You are viewing a plain text version of this content. The canonical link for it is here.

Posted to infrastructure-issues@apache.org by "Srimanth Bangalore Krishnamurthy (JIRA)" <ji...@apache.org> on 2015/10/12 15:14:05 UTC

[jira] [Created] (INFRA-10577) Tokenizing Chinese strings using lucene Chinese analyzer

Srimanth Bangalore Krishnamurthy created INFRA-10577:
--------------------------------------------------------

             Summary: Tokenizing Chinese strings using lucene Chinese analyzer
                 Key: INFRA-10577
                 URL: https://issues.apache.org/jira/browse/INFRA-10577
             Project: Infrastructure
          Issue Type: Bug
            Reporter: Srimanth Bangalore Krishnamurthy


The text that is indexed: 校准的卡尔曼滤波器
Query string: 卡尔曼滤波

The exact query string is present in an indexed document on SOLR. But it doesn't return this document. 

SOLR analysis shows on index: 
的卡 
尔 
曼 
滤波器 

but the queried terms show: 
卡 
尔 
曼 
滤波 

The other characters appear to be influencing how 卡尔曼滤波 is tokenized. 

Is this an expected behavior??

Here are the things I have tried
1) I tried a couple of different tokenizers and the behavior is the same. 

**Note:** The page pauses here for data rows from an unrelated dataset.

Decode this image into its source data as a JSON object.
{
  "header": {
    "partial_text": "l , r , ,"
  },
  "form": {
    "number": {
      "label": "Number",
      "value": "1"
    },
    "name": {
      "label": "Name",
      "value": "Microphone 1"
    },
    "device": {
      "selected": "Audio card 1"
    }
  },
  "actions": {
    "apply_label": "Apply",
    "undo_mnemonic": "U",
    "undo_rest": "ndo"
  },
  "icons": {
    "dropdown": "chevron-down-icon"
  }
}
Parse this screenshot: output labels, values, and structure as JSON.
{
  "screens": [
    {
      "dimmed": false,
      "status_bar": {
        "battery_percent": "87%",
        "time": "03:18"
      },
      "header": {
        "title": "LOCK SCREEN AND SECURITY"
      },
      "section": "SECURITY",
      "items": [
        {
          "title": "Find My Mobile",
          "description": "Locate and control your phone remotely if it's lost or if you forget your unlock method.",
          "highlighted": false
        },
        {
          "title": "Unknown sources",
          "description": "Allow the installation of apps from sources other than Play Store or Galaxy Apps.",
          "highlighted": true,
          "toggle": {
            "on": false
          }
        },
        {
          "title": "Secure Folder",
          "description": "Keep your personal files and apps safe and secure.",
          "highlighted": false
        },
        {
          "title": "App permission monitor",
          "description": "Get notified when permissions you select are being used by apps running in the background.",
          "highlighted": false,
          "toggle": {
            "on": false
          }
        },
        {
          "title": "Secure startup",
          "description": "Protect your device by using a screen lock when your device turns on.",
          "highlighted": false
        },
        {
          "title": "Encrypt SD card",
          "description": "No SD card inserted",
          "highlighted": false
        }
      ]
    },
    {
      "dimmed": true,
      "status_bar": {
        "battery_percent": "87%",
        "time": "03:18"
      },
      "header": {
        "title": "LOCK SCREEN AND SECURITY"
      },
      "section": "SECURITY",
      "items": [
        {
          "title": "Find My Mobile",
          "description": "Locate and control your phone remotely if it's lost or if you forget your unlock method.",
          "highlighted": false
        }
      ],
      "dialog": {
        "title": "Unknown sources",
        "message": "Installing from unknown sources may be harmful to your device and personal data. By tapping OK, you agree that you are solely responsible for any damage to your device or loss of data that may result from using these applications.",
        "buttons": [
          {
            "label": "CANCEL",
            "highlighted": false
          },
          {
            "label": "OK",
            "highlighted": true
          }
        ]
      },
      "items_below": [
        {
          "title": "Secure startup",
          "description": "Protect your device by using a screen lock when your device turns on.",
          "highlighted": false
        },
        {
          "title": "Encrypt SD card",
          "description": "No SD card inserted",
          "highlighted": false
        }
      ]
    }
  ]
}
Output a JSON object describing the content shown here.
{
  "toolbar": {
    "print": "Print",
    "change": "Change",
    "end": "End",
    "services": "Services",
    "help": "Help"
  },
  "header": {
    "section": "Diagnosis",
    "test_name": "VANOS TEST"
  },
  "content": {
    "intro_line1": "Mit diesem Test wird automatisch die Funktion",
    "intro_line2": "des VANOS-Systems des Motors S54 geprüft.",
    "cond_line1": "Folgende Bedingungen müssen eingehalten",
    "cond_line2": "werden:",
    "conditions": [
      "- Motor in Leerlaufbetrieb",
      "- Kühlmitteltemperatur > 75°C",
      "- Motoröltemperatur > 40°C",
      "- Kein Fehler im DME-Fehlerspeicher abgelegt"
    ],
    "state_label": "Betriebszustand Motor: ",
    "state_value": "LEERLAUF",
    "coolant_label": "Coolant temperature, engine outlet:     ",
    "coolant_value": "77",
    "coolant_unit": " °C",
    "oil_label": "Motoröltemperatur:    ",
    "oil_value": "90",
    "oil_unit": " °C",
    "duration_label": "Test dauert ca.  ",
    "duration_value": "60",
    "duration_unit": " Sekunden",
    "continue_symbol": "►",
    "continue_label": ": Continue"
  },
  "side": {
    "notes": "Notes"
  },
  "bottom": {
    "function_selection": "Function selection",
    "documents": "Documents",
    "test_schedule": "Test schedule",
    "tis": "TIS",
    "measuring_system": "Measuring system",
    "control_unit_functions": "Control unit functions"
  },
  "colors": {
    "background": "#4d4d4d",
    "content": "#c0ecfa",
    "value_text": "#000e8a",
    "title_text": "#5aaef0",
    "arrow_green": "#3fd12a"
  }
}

2) I tried to explore the option of dictionary but I found this:
https://issues.apache.org/jira/browse/LUCENE-1817

3) I tried using the following with text_zh for chinese documents. 
a) solr.KeywordMarkerFilterFactory
b) solr.StemmerOverrideFilterFactory
c) Adding to synonyms.txt 
All these seem to work only with text_en and have no effect for text_zh

Are there any options I can try to make sure that the query returns this document?




--
This message was sent by Atlassian JIRA
(v6.3.4#6332)